Data were analyzed on 201 participants, including 143 girls and 58 boys. A total of 187 children (93%) completed the 30-month visit. At enrollment, the mean age of study participants was 10.8 ±0.8 years; 49.8% were of Hispanic/Latino ethnicity. At baseline, antibody levels to HPV16 and HPV18 were below the assay cutoff value in 96% and 80% of participants, respectively. HPV16 geometric mean concentrations (GMCs) rose to 25.20 IU/mL at 6 months, decreased to 14.54 IU/mL at 12 months, and remained stable at months 18 and 24 (15.01 and 15.05 IU/mL, respectively). A similar pattern was seen with HPV antibody levels, with GMCs of 10.67, 7.27, 7.23, and 7.11 IU/mL at months 6, 12, 18, and 24, respectively.

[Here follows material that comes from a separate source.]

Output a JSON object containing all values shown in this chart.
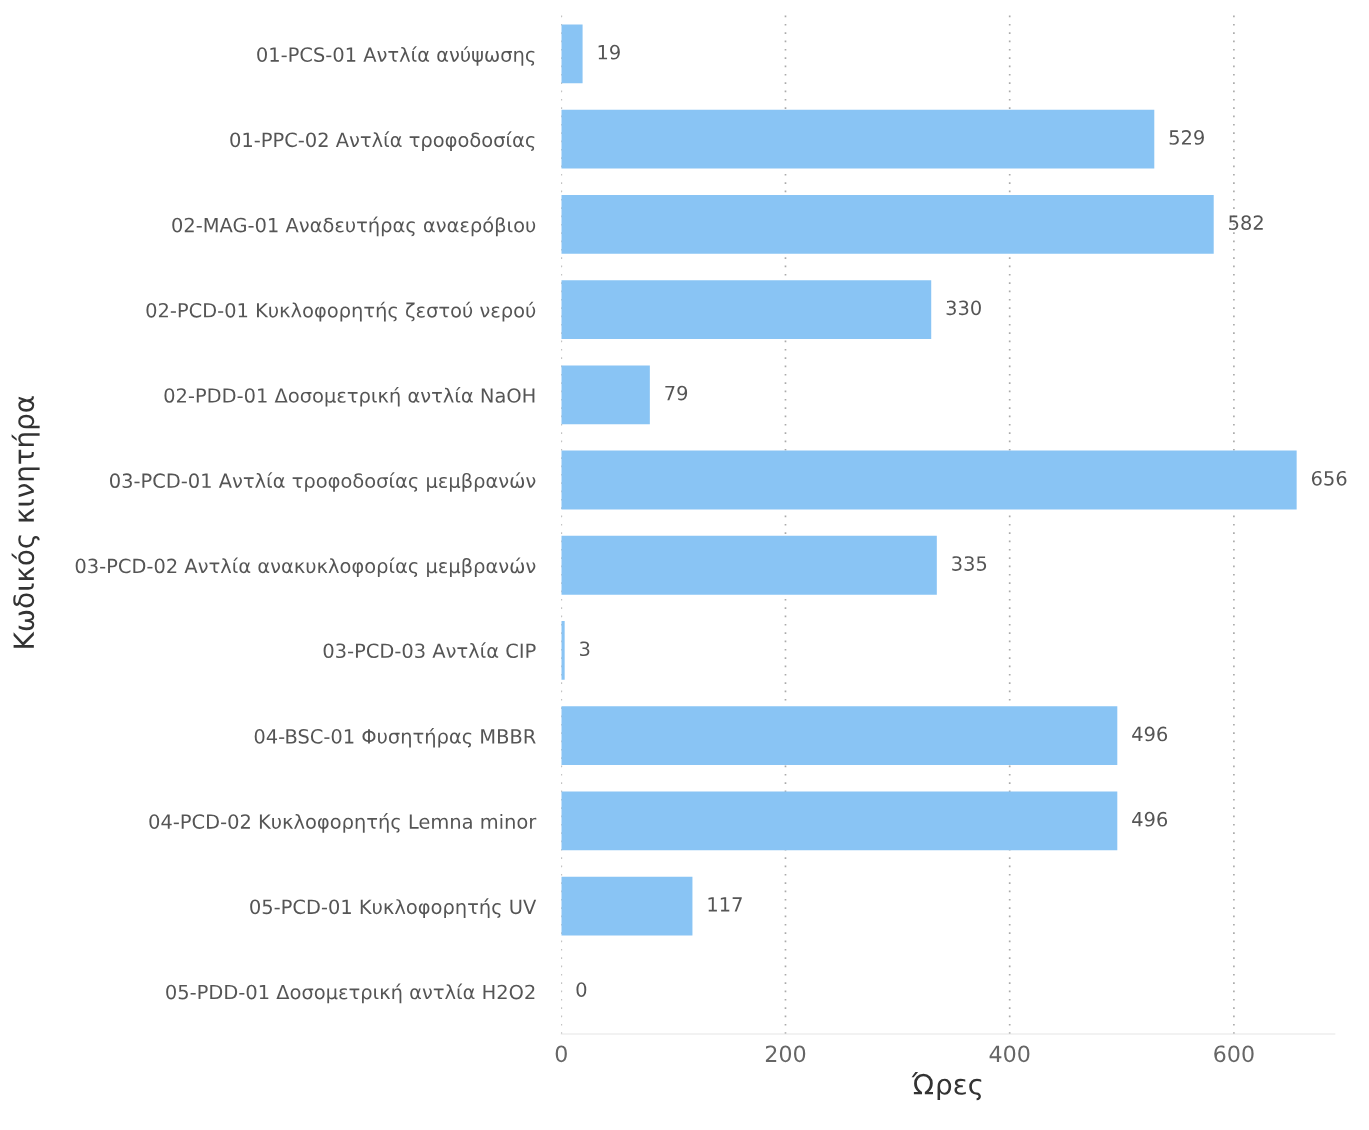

After the booster dose at 24 months, antibody levels rose markedly, with GMCs of 427.1 IU/mL to HPV16 and 134.8 IU/mL to HPV18. Using the a priori definitions for stable, increased, and decreased, 38.6% and 24.0% of study children had decreases in antibody levels to HPV16 and HPV18 between months 6 and 12. The majority of children had stable antibody levels between months 12 and 18 (90.5% for HPV16 and 91.6% for HPV18) and between months 18 and 24 (91.6% and 92.2%, respectively).

The authors conclude that a single dose of nonavalent HPV vaccine led to persistent and stable antibody levels to HPV16 and HPV18 for up to 24 months.

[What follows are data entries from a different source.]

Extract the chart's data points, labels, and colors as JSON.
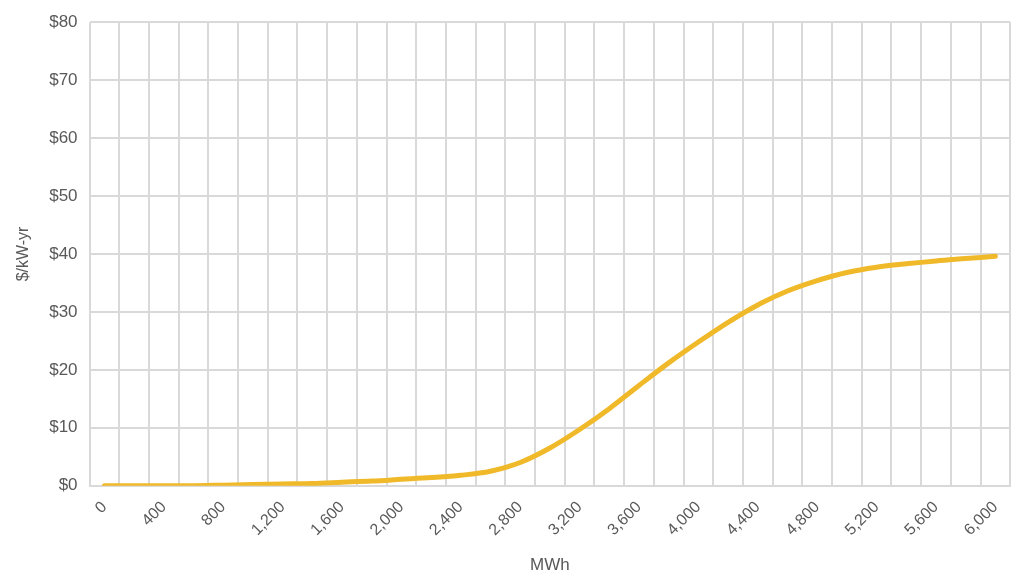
{
  "chart_data": {
    "type": "line",
    "xlabel": "MWh",
    "ylabel": "$/kW-yr",
    "categories": [
      "0",
      null,
      "400",
      null,
      "800",
      null,
      "1,200",
      null,
      "1,600",
      null,
      "2,000",
      null,
      "2,400",
      null,
      "2,800",
      null,
      "3,200",
      null,
      "3,600",
      null,
      "4,000",
      null,
      "4,400",
      null,
      "4,800",
      null,
      "5,200",
      null,
      "5,600",
      null,
      "6,000"
    ],
    "series": [
      {
        "color": "#f0b92a",
        "values": [
          0,
          0,
          0,
          0,
          0.1,
          0.2,
          0.3,
          0.4,
          0.6,
          0.8,
          1.1,
          1.4,
          1.8,
          2.5,
          4,
          6.5,
          9.7,
          13.3,
          17.3,
          21.2,
          24.8,
          28.2,
          31.2,
          33.6,
          35.4,
          36.8,
          37.7,
          38.3,
          38.8,
          39.2,
          39.6
        ]
      }
    ],
    "ylim": [
      0,
      80
    ],
    "yticks": [
      {
        "value": 0,
        "label": "$0"
      },
      {
        "value": 10,
        "label": "$10"
      },
      {
        "value": 20,
        "label": "$20"
      },
      {
        "value": 30,
        "label": "$30"
      },
      {
        "value": 40,
        "label": "$40"
      },
      {
        "value": 50,
        "label": "$50"
      },
      {
        "value": 60,
        "label": "$60"
      },
      {
        "value": 70,
        "label": "$70"
      },
      {
        "value": 80,
        "label": "$80"
      }
    ],
    "grid": true,
    "legend": false,
    "marker": "none",
    "line_style": "solid"
  }
}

Dr Raphael has disclosed no financial relationship relevant to this commentary. This commentary does not contain a discussion of an unapproved/investigative use of a commercial product/device.

In 2021, the worldwide HPV vaccine coverage rate in girls was 21%. Elimination of the need for repeat doses has substantial potential to improve implementation of global HPV vaccine programs.